Pero sus manos se convierten en brazos que me rodean la cintura, sus labios se convierten en una mejilla que se pega a mi mejilla y su cuerpo se pega al mío, su piel me toca, me toca, me toca y él no grita ni muere ni huye de mí y yo lloro
me ahogo
tiemblo me estremezco me astillo en lágrimas
y él me sostiene como nadie lo ha hecho nunca.
Como si me deseara.
—Voy a sacarte de aquí —me dice, y su boca se mueve por mi pelo y sus manos viajan hacia mis brazos y me echo hacia atrás y él me mira a los ojos y debo estar soñando.
—¿Por qué… por qué harías…? Yo no… —Niego con la cabeza y lo hago porque esto no puede estar sucediendo y sacudo las lágrimas pegadas a mi rostro. Esto no puede ser real.
Sus ojos me doman, su sonrisa trastorna mis articulaciones y desearía conocer el sabor de sus labios.
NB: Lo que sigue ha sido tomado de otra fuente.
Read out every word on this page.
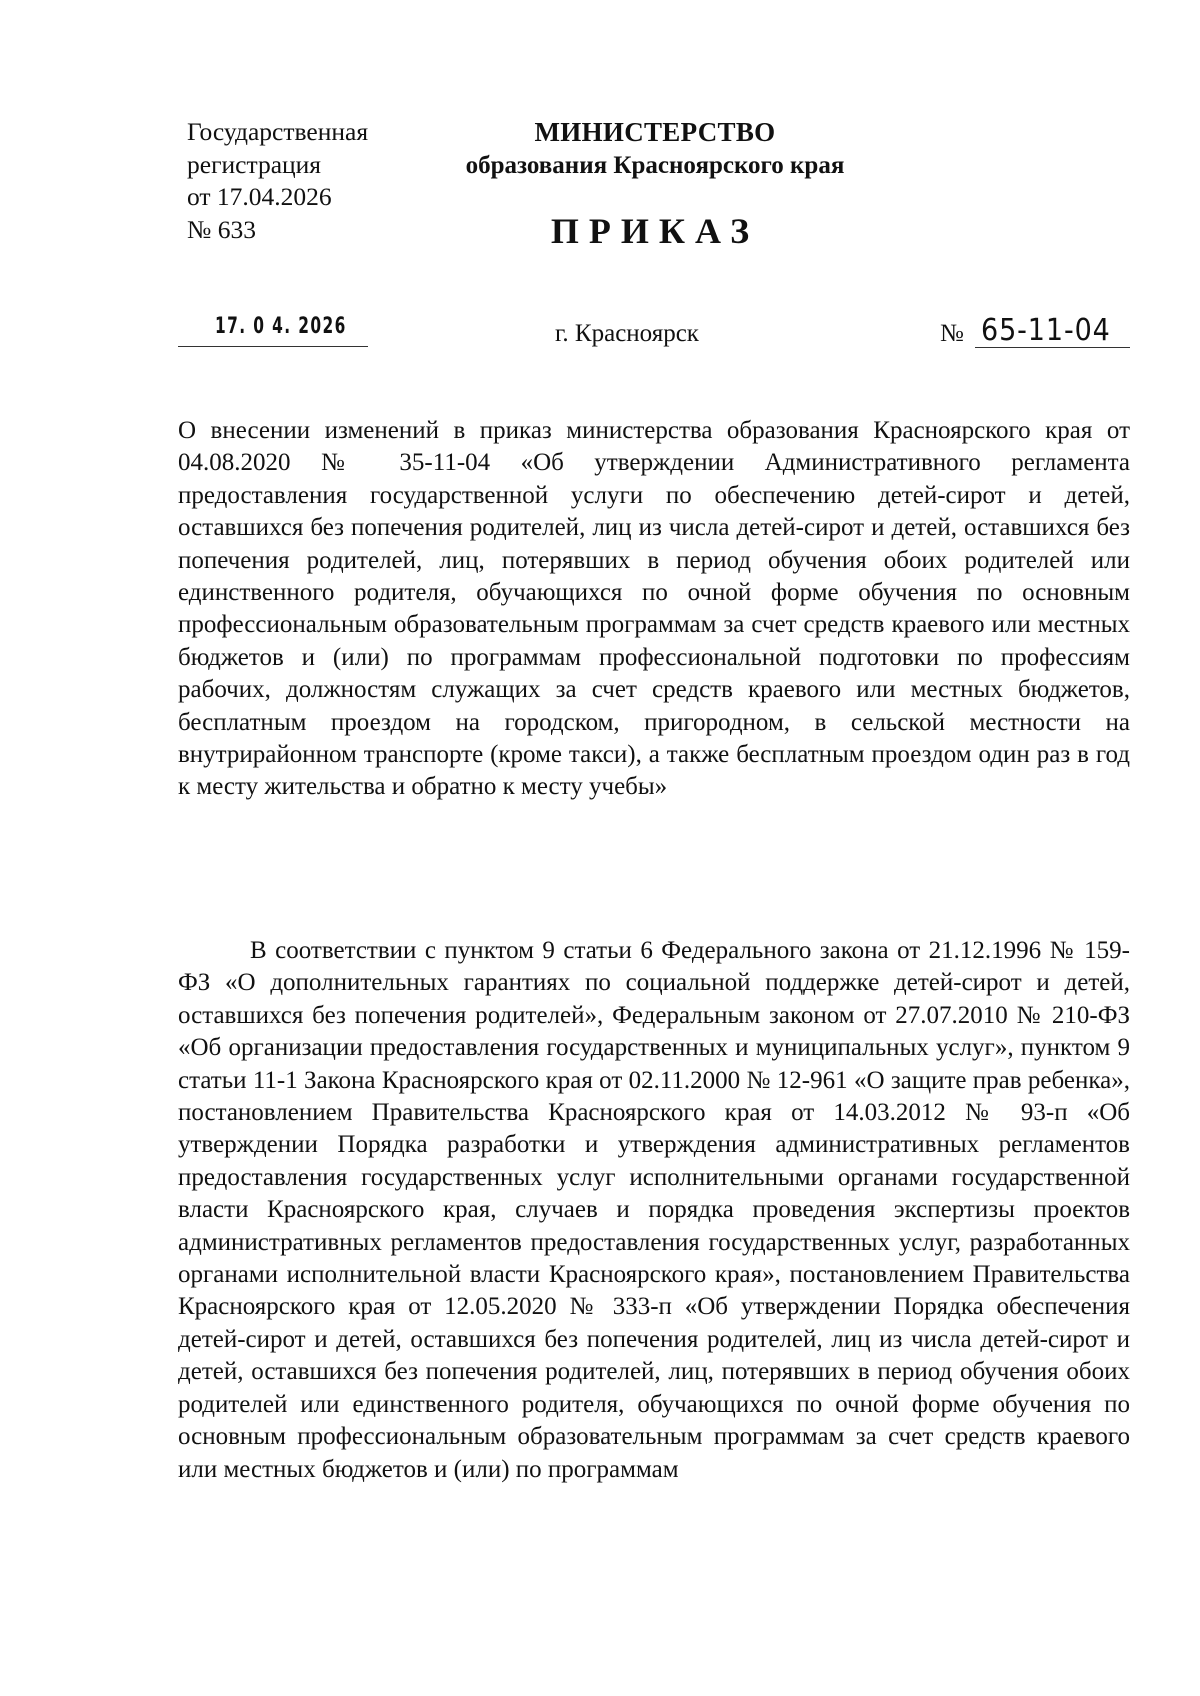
Государственная
регистрация
от 17.04.2026
№ 633
МИНИСТЕРСТВО
образования Красноярского края
ПРИКАЗ
17. 0 4. 2026	г. Красноярск	№ 65-11-04
О внесении изменений в приказ министерства образования Красноярского края от 04.08.2020 № 35-11-04 «Об утверждении Административного регламента предоставления государственной услуги по обеспечению детей-сирот и детей, оставшихся без попечения родителей, лиц из числа детей-сирот и детей, оставшихся без попечения родителей, лиц, потерявших в период обучения обоих родителей или единственного родителя, обучающихся по очной форме обучения по основным профессиональным образовательным программам за счет средств краевого или местных бюджетов и (или) по программам профессиональной подготовки по профессиям рабочих, должностям служащих за счет средств краевого или местных бюджетов, бесплатным проездом на городском, пригородном, в сельской местности на внутрирайонном транспорте (кроме такси), а также бесплатным проездом один раз в год к месту жительства и обратно к месту учебы»
В соответствии с пунктом 9 статьи 6 Федерального закона от 21.12.1996 № 159-ФЗ «О дополнительных гарантиях по социальной поддержке детей-сирот и детей, оставшихся без попечения родителей», Федеральным законом от 27.07.2010 № 210-ФЗ «Об организации предоставления государственных и муниципальных услуг», пунктом 9 статьи 11-1 Закона Красноярского края от 02.11.2000 № 12-961 «О защите прав ребенка», постановлением Правительства Красноярского края от 14.03.2012 № 93-п «Об утверждении Порядка разработки и утверждения административных регламентов предоставления государственных услуг исполнительными органами государственной власти Красноярского края, случаев и порядка проведения экспертизы проектов административных регламентов предоставления государственных услуг, разработанных органами исполнительной власти Красноярского края», постановлением Правительства Красноярского края от 12.05.2020 № 333-п «Об утверждении Порядка обеспечения детей-сирот и детей, оставшихся без попечения родителей, лиц из числа детей-сирот и детей, оставшихся без попечения родителей, лиц, потерявших в период обучения обоих родителей или единственного родителя, обучающихся по очной форме обучения по основным профессиональным образовательным программам за счет средств краевого или местных бюджетов и (или) по программам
Ojalá tuviera el valor de tocarlo.
—Me tengo que ir —me dice—. Tienes que estar vestida y abajo a las ocho en punto.
Me estoy ahogando en sus ojos y no sé qué decir.
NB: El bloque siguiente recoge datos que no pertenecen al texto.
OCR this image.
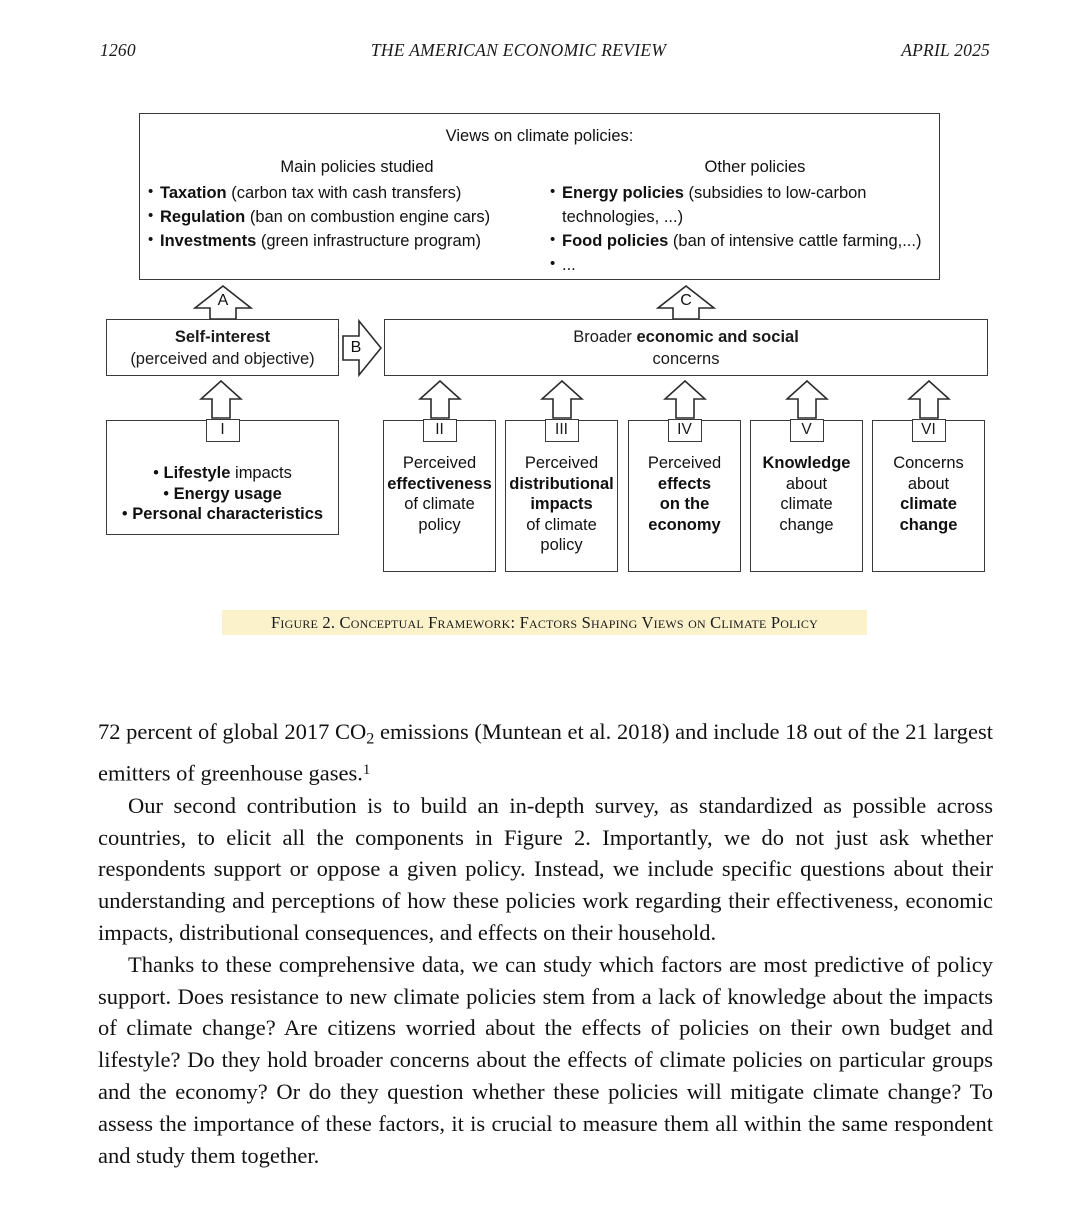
1260	THE AMERICAN ECONOMIC REVIEW	APRIL 2025
Views on climate policies:
Main policies studied	Other policies
• Taxation (carbon tax with cash transfers)
• Regulation (ban on combustion engine cars)
• Investments (green infrastructure program)
• Energy policies (subsidies to low-carbon
technologies, ...)
• Food policies (ban of intensive cattle farming,...)
• ...
A	C
Self-interest
(perceived and objective)
B
Broader economic and social
concerns
I
• Lifestyle impacts
• Energy usage
• Personal characteristics
II
Perceived
effectiveness
of climate
policy
III
Perceived
distributional
impacts
of climate
policy
IV
Perceived
effects
on the
economy
V
Knowledge
about
climate
change
VI
Concerns
about
climate
change
Figure 2. Conceptual Framework: Factors Shaping Views on Climate Policy

72 percent of global 2017 $CO_2$ emissions (Muntean et al. 2018) and include 18 out of the 21 largest emitters of greenhouse gases.$^1$

Our second contribution is to build an in-depth survey, as standardized as possible across countries, to elicit all the components in Figure 2. Importantly, we do not just ask whether respondents support or oppose a given policy. Instead, we include specific questions about their understanding and perceptions of how these policies work regarding their effectiveness, economic impacts, distributional consequences, and effects on their household.

Thanks to these comprehensive data, we can study which factors are most predictive of policy support. Does resistance to new climate policies stem from a lack of knowledge about the impacts of climate change? Are citizens worried about the effects of policies on their own budget and lifestyle? Do they hold broader concerns about the effects of climate policies on particular groups and the economy? Or do they question whether these policies will mitigate climate change? To assess the importance of these factors, it is crucial to measure them all within the same respondent and study them together.
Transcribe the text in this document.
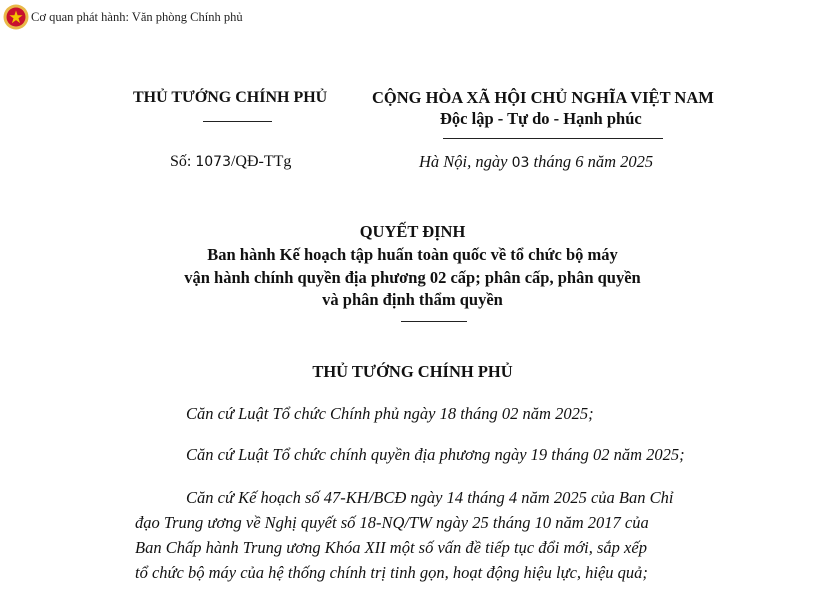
Cơ quan phát hành: Văn phòng Chính phủ
THỦ TƯỚNG CHÍNH PHỦ	CỘNG HÒA XÃ HỘI CHỦ NGHĨA VIỆT NAM
Độc lập - Tự do - Hạnh phúc
Số: 1073/QĐ-TTg	Hà Nội, ngày 03 tháng 6 năm 2025
QUYẾT ĐỊNH
Ban hành Kế hoạch tập huấn toàn quốc về tổ chức bộ máy
vận hành chính quyền địa phương 02 cấp; phân cấp, phân quyền
và phân định thẩm quyền
THỦ TƯỚNG CHÍNH PHỦ
Căn cứ Luật Tổ chức Chính phủ ngày 18 tháng 02 năm 2025;
Căn cứ Luật Tổ chức chính quyền địa phương ngày 19 tháng 02 năm 2025;
Căn cứ Kế hoạch số 47-KH/BCĐ ngày 14 tháng 4 năm 2025 của Ban Chỉ
đạo Trung ương về Nghị quyết số 18-NQ/TW ngày 25 tháng 10 năm 2017 của
Ban Chấp hành Trung ương Khóa XII một số vấn đề tiếp tục đổi mới, sắp xếp
tổ chức bộ máy của hệ thống chính trị tinh gọn, hoạt động hiệu lực, hiệu quả;
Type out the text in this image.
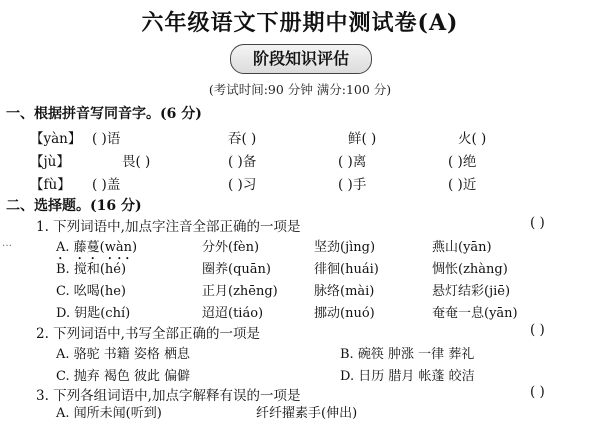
六年级语文下册期中测试卷(A)
阶段知识评估
(考试时间:90 分钟 满分:100 分)
一、根据拼音写同音字。(6 分)
【yàn】 ( )语	吞( )	鲜( )	火( )
【jù】	畏( )	( )备	( )离	( )绝
【fù】 ( )盖	( )习	( )手	( )近
二、选择题。(16 分)
1. 下列词语中,加点字注音全部正确的一项是	( )
A. 藤蔓(wàn)	分外(fèn)	坚劲(jìng)	燕山(yān)
B. 搅和(hé)	圈养(quān)	徘徊(huái)	惆怅(zhàng)
C. 吆喝(he)	正月(zhēng)	脉络(mài)	悬灯结彩(jiē)
D. 钥匙(chí)	迢迢(tiáo)	挪动(nuó)	奄奄一息(yān)
2. 下列词语中,书写全部正确的一项是	( )
A. 骆驼 书籍 姿格 栖息	B. 碗筷 肿涨 一律 葬礼
C. 抛弃 褐色 彼此 偏僻	D. 日历 腊月 帐蓬 皎洁
3. 下列各组词语中,加点字解释有误的一项是	( )
A. 闻所未闻(听到)	纤纤擢素手(伸出)
…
Se quita la camiseta y no sé hacia dónde mirar.
Me agarro a la mampara de cristal y presiono los ojos y parpadeo cuando algo se mueve demasiado cerca. Sus dedos están muy cerca de mi cara y goteo me quemo me deshago ante la expectativa.
—No hace falta que mires hacia otro lado —me dice. Lo dice con una sonrisa del tamaño de Júpiter.
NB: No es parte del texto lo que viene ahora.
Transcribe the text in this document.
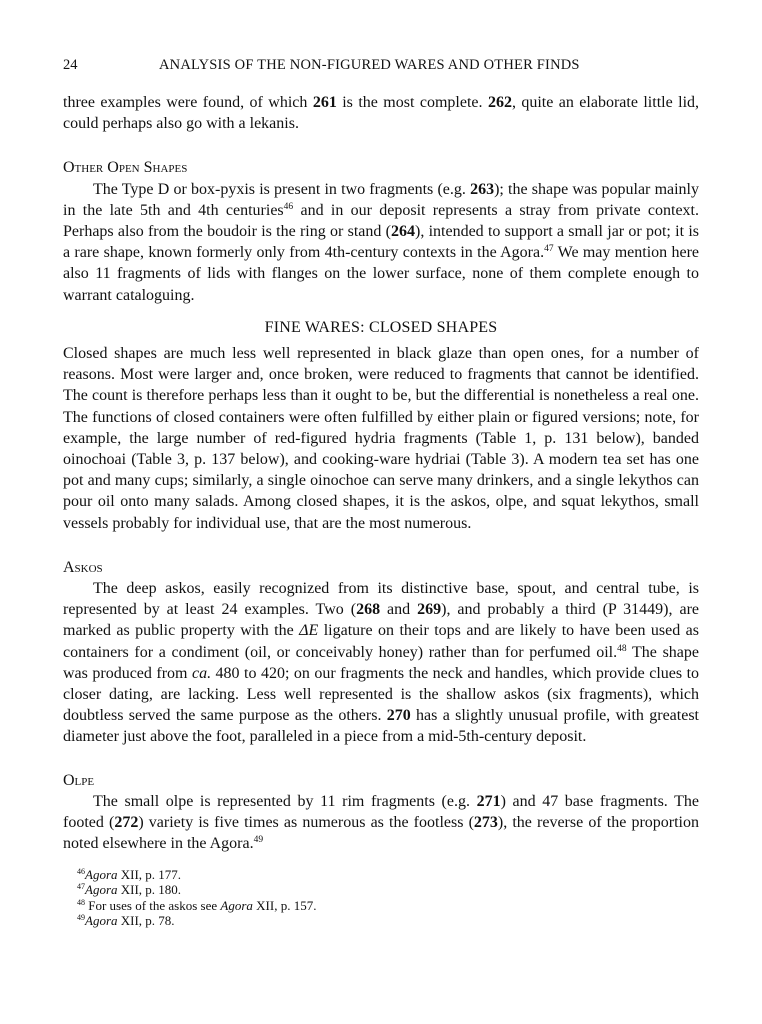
24	ANALYSIS OF THE NON-FIGURED WARES AND OTHER FINDS

three examples were found, of which 261 is the most complete. 262, quite an elaborate little lid, could perhaps also go with a lekanis.

Other Open Shapes

The Type D or box-pyxis is present in two fragments (e.g. 263); the shape was popular mainly in the late 5th and 4th centuries$^{46}$ and in our deposit represents a stray from private context. Perhaps also from the boudoir is the ring or stand (264), intended to support a small jar or pot; it is a rare shape, known formerly only from 4th-century contexts in the Agora.$^{47}$ We may mention here also 11 fragments of lids with flanges on the lower surface, none of them complete enough to warrant cataloguing.

FINE WARES: CLOSED SHAPES

Closed shapes are much less well represented in black glaze than open ones, for a number of reasons. Most were larger and, once broken, were reduced to fragments that cannot be identified. The count is therefore perhaps less than it ought to be, but the differential is nonetheless a real one. The functions of closed containers were often fulfilled by either plain or figured versions; note, for example, the large number of red-figured hydria fragments (Table 1, p. 131 below), banded oinochoai (Table 3, p. 137 below), and cooking-ware hydriai (Table 3). A modern tea set has one pot and many cups; similarly, a single oinochoe can serve many drinkers, and a single lekythos can pour oil onto many salads. Among closed shapes, it is the askos, olpe, and squat lekythos, small vessels probably for individual use, that are the most numerous.

Askos

The deep askos, easily recognized from its distinctive base, spout, and central tube, is represented by at least 24 examples. Two (268 and 269), and probably a third (P 31449), are marked as public property with the ΔE ligature on their tops and are likely to have been used as containers for a condiment (oil, or conceivably honey) rather than for perfumed oil.$^{48}$ The shape was produced from ca. 480 to 420; on our fragments the neck and handles, which provide clues to closer dating, are lacking. Less well represented is the shallow askos (six fragments), which doubtless served the same purpose as the others. 270 has a slightly unusual profile, with greatest diameter just above the foot, paralleled in a piece from a mid-5th-century deposit.

Olpe

The small olpe is represented by 11 rim fragments (e.g. 271) and 47 base fragments. The footed (272) variety is five times as numerous as the footless (273), the reverse of the proportion noted elsewhere in the Agora.$^{49}$

$^{46}$Agora XII, p. 177.

$^{47}$Agora XII, p. 180.

$^{48}$ For uses of the askos see Agora XII, p. 157.

$^{49}$Agora XII, p. 78.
Atisbo sus rasgos, la mueca que quiero saborear, el color de sus ojos, que usaría para pintar un millón de cuadros. Sigo la línea de su mandíbula hacia su cuello y hasta la cima de su clavícula; memorizo las colinas y los valles esculpidos en sus brazos, la perfección de su torso. El pájaro de su pecho.
El pájaro de su pecho.
Un tatuaje.
Un pájaro blanco con manchas doradas como una corona en la cabeza. Está volando.
—Adam —intento decirle—. Adam. —Me atraganto—. Adam —intento decir muchas veces, pero no lo consigo.
Trato de buscar sus ojos únicamente para darme cuenta de que me ha estado observando mientras lo examinaba. Las piezas de su rostro se unen en líneas de expresión tan profundas que me pregunto cómo debe verme a mí. Toca con dos dedos mi babilla, me inclina la cabeza hacia arriba lo justo y me convierto en un cable de alta tensión en el agua.
—Encontraré la forma de hablar contigo —me dice, y me envuelve con las manos y mi rostro está pegado a su pecho y de repente el mundo es más brillante, más grande, bonito. De repente, el mundo significa algo para mí, la idea de humanidad significa algo para mí, el universo entero se detiene y gira hacia la otra dirección y yo soy el pájaro.
Soy el pájaro y estoy echando a volar.